For years and years I have seen the name "Polston" on gorgeous daylilies in tour gardens here in Missouri, and in Kansas and Oklahoma -- "Region 11" of the American Hemerocallis Society. I learned that Tom Polston was one of the noteworthy breeders of daylilies in Ohio, but until last week I didn't know that he and Doug Sterling also breed Cyldesdale horses.
This is the only Tom Polston daylily I grow currently, DRAGON EMPRESS, photographed in my own garden this year on June 24. It's a fine example of one of his major breeding goals, which is to put the voluptuous form the deep-south breeders are known for onto hardy northern plants.
Tom is probably better-known these days for his daylilies with toothy edges. I think the dragon sculpture near his seedling beds is meant to affirm that.
We saw his garden a week ago Thursday as part of an extra day of touring at the National Convention of AHS - the American Hemerocallis Society. All the official tour gardens were in the vicinity of Columbus, where the convention took place. The bonus day of touring took us southwest to the Dayton area.
I wonder if the metal daylily sculpture at the top of this blog was inspired by this seedling:
There were a lot of seedlings like this. Tom had stuck blue flags in the soil next to the ones he will dig out and save for further evaluation. I became absorbed in trying to follow his thinking as I compared the flagged ones with the unflagged.
I surmised that he is outcrossing his lines with the best toothy daylilies by other breeders. Here is Jamie Gossard's HEAVENLY BOMB SHELL.
This is Karol Emmerich's GNASHING OF TEETH:
Here is LARRY'S OBSESSION by Ted Petit:
The seedling below was prominently displayed "under number:" 12-JTP-111T. I'm guessing JTP is Joel Thomas Polston and that the letter T at the end designates Tetraploid genetics as opposed to Diploid, terms that only hybridizers need know about. The fact that one daylily may have four sets of chromosomes (tetraploid) rather than two has nothing to do with whether you'd enjoy the look of the plant in your garden.
I stopped several times to look at seedlings without flags that seemed to have clearer color than more toothy seedlings with flags. A wild guess makes me think this is from a cross involving something of Karol Emmerich's, many of which have amazing frosty edges. I imagine this wasn't flagged for several reasons: (1) it looks like somebody else's work; (2) it doesn't have the dramatic edge the flagged ones exhibit; and/or (3) it's low-growing.
The flagged keeper below has that "southern belle" look on a northern-hardy plant.
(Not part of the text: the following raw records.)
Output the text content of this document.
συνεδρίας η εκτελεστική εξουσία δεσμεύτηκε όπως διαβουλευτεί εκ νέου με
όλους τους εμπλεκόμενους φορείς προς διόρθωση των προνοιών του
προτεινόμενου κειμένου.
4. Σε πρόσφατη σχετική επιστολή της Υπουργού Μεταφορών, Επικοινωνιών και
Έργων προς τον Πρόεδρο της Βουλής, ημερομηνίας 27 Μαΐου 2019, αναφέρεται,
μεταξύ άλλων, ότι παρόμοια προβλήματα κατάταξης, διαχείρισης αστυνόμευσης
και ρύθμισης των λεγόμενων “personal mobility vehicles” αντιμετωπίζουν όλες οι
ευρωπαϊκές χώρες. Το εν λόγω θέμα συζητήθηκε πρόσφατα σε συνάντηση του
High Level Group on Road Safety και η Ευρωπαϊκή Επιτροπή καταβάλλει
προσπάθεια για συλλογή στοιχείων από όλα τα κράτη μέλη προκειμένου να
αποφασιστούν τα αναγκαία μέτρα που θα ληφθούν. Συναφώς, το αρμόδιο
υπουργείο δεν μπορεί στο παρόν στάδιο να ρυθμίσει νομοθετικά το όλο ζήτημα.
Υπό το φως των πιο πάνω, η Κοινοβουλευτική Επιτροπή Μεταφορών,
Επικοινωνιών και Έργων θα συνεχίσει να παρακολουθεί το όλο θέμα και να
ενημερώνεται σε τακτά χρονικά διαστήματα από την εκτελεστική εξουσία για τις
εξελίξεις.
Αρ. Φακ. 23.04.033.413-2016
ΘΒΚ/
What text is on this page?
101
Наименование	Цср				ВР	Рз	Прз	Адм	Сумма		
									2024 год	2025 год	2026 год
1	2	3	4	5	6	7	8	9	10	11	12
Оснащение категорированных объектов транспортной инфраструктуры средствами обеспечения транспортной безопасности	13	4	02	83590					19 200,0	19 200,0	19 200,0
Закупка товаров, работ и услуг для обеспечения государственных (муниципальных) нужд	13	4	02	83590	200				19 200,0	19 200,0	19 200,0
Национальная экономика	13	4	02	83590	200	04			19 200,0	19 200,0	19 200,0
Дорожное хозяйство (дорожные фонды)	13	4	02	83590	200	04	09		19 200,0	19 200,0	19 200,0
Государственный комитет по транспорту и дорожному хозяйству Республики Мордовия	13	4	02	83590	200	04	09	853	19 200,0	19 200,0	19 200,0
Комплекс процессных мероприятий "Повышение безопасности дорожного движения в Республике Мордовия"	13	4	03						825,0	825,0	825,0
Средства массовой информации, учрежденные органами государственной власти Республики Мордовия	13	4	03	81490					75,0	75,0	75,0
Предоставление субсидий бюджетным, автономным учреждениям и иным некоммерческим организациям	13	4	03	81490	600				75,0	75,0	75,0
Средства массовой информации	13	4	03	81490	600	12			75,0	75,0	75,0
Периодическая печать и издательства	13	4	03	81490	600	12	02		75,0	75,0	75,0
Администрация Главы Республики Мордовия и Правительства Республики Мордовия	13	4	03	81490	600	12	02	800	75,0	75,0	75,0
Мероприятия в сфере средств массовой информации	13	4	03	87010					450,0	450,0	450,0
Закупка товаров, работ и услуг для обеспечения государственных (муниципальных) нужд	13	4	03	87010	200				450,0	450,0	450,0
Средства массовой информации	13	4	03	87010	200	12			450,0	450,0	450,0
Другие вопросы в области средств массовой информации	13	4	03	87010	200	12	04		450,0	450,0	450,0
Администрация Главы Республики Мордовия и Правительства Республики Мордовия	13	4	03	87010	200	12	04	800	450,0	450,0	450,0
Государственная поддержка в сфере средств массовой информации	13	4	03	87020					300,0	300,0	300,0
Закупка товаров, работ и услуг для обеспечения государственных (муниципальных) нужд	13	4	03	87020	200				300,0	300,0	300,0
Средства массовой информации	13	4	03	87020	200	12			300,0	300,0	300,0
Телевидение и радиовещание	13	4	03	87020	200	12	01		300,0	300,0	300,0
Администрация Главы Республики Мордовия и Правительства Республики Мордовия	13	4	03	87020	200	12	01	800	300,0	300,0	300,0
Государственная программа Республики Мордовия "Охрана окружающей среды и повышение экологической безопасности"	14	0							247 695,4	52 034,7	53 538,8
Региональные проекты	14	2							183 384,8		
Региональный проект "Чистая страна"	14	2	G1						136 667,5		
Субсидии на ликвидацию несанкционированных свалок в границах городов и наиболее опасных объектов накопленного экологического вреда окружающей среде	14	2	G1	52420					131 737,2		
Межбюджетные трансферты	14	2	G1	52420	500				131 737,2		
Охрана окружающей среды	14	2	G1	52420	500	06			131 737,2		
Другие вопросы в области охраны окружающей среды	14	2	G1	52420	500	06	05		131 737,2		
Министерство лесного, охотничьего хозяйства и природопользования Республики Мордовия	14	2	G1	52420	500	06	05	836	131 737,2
I love the powdered salmon bisque pink color, the sculpting coming out of the lemon creme throat, and the bubbly ruffled edge.
With thousands of daylilies calling for attention, a guy can go on optic overload fast, so after my inspection of the new keepers, I savored the landscaping around the other side of the 1848 house.
This side of the house is about beauty. Shade is welcome on this side, and so is flowing water. As you approach the addition to the house, you notice features of the private life (the public life is on the other side where sun in full strength feeds the daylilies). Here in the private area is a small Japanese feature such as I'd like to put in my own back yard. Here it is placed in perfect balance with everything else.
Up close to the addition is a really nice sculpture and water feature situated with outstanding variety and harmony. The gentleness of this garden adds dimension to our sense of the hybridizer who is pursuing an interest in the big, bold, and jagged.
I probably spent more time in this tranquil zone than out in the blaze of color and the riot of teeth, or maybe I didn't. I fed my mind on the sunny side and my soul here in the shade. We all probably wished for more time at Pleasant Valley Gardens. As it was, I never went to look at the Clydesdales close up!
As Tom bid us goodbye, I wished I'd stopped taking so many pictures and gone up to tell him how much I enjoy DRAGON EMPRESS. There will be more of his daylilies in my garden next year.